Green lacewings are often an under-appreciated group of beneficial insects, and they are so valuable for pest management. Their contribution to insect control quite is immense!  As soon as the green lacewing’s eggs hatch, the hungry larvae will eat aphids, mealybugs, scale, spider mites, thrips, whiteflies and other slow moving insects.  So, I decided that our future gardeners should be introduced to Lacewings via “Ace Lacewing….Bug Detective”. 


David Biedrzycki – Author and Illustrator

“Here’s the buzz on Ace Lacewing: he’s tall, handsome, and has two antennae. Queenie Bee and the Royal Jelly are missing, and Ace is hot on the honey trail. To save the day he’ll need help from his friends, Sergeant Zito, Slim the Walking Stick, and Xerces the butterfly, as they take on sinister Al the Drone.”  Goodreads


Listen to the story of Ace Lacewing


True Identity
Ace Lacewing, Bug Detective, is full of interesting characters from the insect world. Ace himself is a Green Lacewing, a winged bug that grows from a larva like a butterfly and is a great friend to gardeners because he eats pests.

Green lacewings are insect predators that measure ½ to ¾ of an inch long and have very delicate-looking wings… that’s why they are called Lacewings. These green insects have long antennae and gold or copper eyes.

Interesting Facts

They have ‘ears’ at the base of their front wings.

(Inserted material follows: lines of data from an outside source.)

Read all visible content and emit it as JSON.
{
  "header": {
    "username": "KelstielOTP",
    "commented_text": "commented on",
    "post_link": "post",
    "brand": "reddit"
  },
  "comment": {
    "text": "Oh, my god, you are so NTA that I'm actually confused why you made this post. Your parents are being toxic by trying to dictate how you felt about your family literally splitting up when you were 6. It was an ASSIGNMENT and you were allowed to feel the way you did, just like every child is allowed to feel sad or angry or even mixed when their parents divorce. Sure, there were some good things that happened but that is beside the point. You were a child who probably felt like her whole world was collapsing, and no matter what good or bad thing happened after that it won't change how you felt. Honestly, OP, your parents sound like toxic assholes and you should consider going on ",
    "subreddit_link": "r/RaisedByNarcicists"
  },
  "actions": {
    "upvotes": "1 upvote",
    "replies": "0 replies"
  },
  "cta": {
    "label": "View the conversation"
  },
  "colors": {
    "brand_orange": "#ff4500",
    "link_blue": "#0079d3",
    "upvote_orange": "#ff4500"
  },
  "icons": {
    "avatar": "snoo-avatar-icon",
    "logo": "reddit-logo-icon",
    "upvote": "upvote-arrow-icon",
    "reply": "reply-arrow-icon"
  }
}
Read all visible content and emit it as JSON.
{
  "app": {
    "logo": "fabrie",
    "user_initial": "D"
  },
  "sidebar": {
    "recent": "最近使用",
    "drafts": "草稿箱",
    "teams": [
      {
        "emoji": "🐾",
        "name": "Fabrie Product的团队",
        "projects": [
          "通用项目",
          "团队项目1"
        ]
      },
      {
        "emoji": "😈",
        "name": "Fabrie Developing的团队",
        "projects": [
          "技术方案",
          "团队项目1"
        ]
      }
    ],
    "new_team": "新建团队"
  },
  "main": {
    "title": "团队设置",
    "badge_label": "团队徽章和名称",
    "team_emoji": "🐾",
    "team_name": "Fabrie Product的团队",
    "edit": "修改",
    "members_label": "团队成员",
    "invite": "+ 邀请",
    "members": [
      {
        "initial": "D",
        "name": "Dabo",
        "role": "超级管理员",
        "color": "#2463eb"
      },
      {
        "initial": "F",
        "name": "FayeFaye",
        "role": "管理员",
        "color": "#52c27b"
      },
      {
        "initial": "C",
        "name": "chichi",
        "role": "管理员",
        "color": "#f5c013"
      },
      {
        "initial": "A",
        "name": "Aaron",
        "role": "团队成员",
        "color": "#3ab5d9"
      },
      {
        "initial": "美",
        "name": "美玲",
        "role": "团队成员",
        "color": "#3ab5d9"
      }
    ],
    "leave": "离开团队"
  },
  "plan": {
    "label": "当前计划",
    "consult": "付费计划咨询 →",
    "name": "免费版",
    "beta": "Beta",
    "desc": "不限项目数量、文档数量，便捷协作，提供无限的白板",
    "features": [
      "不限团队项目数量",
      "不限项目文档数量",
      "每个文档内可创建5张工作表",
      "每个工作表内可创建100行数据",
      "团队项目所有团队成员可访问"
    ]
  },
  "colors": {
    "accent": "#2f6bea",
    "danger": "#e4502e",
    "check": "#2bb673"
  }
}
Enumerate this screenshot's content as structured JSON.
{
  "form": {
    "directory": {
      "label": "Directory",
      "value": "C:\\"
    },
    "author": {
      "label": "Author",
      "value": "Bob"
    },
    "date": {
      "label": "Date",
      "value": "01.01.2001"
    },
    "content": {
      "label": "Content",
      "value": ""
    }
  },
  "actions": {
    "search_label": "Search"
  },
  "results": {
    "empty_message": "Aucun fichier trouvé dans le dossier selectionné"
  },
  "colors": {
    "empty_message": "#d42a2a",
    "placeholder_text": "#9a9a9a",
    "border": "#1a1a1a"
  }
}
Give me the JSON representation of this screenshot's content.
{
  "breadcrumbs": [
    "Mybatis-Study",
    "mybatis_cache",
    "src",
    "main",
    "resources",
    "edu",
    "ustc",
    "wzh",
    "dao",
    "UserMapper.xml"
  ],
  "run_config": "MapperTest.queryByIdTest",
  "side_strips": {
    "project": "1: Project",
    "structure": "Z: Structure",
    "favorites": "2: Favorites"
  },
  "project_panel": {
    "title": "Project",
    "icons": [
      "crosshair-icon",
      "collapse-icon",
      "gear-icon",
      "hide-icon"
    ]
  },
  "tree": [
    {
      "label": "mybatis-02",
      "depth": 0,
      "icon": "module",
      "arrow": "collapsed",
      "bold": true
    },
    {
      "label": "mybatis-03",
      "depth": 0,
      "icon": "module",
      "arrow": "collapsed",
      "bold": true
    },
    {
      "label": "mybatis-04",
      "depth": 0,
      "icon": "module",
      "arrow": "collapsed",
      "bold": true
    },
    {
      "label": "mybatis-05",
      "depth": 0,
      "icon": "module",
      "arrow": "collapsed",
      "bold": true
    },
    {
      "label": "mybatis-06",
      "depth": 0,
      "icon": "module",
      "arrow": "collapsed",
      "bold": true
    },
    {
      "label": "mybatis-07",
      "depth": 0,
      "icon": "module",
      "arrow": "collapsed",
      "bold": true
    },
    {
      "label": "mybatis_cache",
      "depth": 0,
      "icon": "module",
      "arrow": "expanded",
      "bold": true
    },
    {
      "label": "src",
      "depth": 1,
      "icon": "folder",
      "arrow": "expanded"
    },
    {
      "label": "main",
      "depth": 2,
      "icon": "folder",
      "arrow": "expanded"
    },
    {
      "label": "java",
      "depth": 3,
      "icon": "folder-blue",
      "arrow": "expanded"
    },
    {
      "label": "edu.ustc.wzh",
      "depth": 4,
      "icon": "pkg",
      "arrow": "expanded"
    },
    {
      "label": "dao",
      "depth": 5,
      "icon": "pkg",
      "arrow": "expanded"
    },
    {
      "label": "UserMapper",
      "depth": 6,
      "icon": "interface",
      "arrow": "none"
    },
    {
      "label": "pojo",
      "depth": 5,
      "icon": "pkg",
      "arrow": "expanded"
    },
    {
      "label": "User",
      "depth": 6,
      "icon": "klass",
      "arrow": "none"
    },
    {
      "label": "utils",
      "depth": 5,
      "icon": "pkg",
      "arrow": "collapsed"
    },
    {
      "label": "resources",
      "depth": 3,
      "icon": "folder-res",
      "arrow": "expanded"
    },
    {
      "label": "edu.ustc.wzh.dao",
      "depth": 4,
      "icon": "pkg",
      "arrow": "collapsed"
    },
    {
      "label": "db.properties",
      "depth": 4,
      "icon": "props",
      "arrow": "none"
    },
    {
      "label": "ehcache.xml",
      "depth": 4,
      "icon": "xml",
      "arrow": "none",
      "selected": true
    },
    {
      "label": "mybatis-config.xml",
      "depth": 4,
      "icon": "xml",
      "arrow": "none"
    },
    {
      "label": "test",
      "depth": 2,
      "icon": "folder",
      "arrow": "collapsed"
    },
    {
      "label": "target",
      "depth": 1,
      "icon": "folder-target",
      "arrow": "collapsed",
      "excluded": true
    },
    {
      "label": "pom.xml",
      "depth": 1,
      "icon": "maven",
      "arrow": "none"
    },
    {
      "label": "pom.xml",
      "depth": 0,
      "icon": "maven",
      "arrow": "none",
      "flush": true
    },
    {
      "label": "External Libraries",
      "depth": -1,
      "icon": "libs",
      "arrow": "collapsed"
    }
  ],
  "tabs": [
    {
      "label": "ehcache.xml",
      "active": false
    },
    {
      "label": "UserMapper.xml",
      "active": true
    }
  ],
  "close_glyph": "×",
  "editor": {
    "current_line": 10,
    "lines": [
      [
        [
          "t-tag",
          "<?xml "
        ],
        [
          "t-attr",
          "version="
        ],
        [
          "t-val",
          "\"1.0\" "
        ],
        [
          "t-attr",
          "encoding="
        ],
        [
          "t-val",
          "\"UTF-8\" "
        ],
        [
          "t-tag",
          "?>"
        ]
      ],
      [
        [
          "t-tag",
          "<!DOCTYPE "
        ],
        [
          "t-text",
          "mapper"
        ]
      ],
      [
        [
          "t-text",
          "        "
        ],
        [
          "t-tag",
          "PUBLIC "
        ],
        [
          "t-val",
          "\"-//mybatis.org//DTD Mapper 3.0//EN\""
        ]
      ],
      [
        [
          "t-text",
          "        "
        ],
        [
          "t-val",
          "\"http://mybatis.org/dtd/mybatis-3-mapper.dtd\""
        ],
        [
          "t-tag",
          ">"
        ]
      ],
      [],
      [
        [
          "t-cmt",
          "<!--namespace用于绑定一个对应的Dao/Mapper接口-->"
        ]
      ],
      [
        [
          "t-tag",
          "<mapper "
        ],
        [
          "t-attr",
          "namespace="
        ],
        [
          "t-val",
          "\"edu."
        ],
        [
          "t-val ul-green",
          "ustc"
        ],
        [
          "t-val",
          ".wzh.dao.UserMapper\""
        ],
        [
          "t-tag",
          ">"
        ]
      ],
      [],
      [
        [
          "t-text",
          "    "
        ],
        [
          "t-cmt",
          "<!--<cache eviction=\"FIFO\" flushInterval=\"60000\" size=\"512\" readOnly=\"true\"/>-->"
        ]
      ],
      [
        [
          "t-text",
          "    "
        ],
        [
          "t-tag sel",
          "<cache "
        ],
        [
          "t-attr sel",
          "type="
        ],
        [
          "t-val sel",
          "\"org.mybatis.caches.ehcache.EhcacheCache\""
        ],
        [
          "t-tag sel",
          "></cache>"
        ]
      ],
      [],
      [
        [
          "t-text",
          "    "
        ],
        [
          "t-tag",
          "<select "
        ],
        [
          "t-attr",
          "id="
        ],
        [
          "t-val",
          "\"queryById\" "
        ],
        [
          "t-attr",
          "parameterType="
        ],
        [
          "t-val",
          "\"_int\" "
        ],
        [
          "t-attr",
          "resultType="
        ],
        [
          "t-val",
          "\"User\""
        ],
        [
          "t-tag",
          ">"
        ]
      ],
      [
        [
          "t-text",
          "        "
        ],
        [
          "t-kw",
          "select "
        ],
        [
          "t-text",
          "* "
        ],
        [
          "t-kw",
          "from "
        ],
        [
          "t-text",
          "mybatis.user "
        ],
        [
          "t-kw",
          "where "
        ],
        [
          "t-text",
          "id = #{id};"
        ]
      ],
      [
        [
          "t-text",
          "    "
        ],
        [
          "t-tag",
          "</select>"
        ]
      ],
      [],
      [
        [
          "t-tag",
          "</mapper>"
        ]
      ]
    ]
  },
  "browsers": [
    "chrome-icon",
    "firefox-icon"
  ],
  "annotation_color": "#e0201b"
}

When they hear bats making echolocation sounds, they close their wings and drop down to hide

They can escape a spider’s web!   They are so light, the web barely vibrates to alert the spider.  The lacewing can bite through the spider’s silk, if  its legs and antennae are stuck.   

When it is stuck in a spider’s web only by its wings, it holds completely still. Slowly, the lacewing slides downwards out of the web. Tiny hairs on the wings prevent the sticky spider silk from touching the wings’ surface.

Watch as the female lays her eggs….


Four Beneficial Insect Species That You May Find in Your Garden….
Beneficial insect predators are those species that perform valued pest control in our gardens. That’s right, good bugs can be used to battle bugs.

Ladybugs-There are over 6,000 species of Ladybugs.  They help control mildew, aphids, and mealy worms.

Praying Mantis-Definitely the coolest looking hunter in the garden.  They gobble all sorts of garden pests.

Dragonflies-Undoubtedly one of the most beautiful insects in our gardens.  They help control aphids, flies, midges and mosquitoes.

Lacewings-They dine on aphids, mealybugs, scales, thrips, and whiteflies.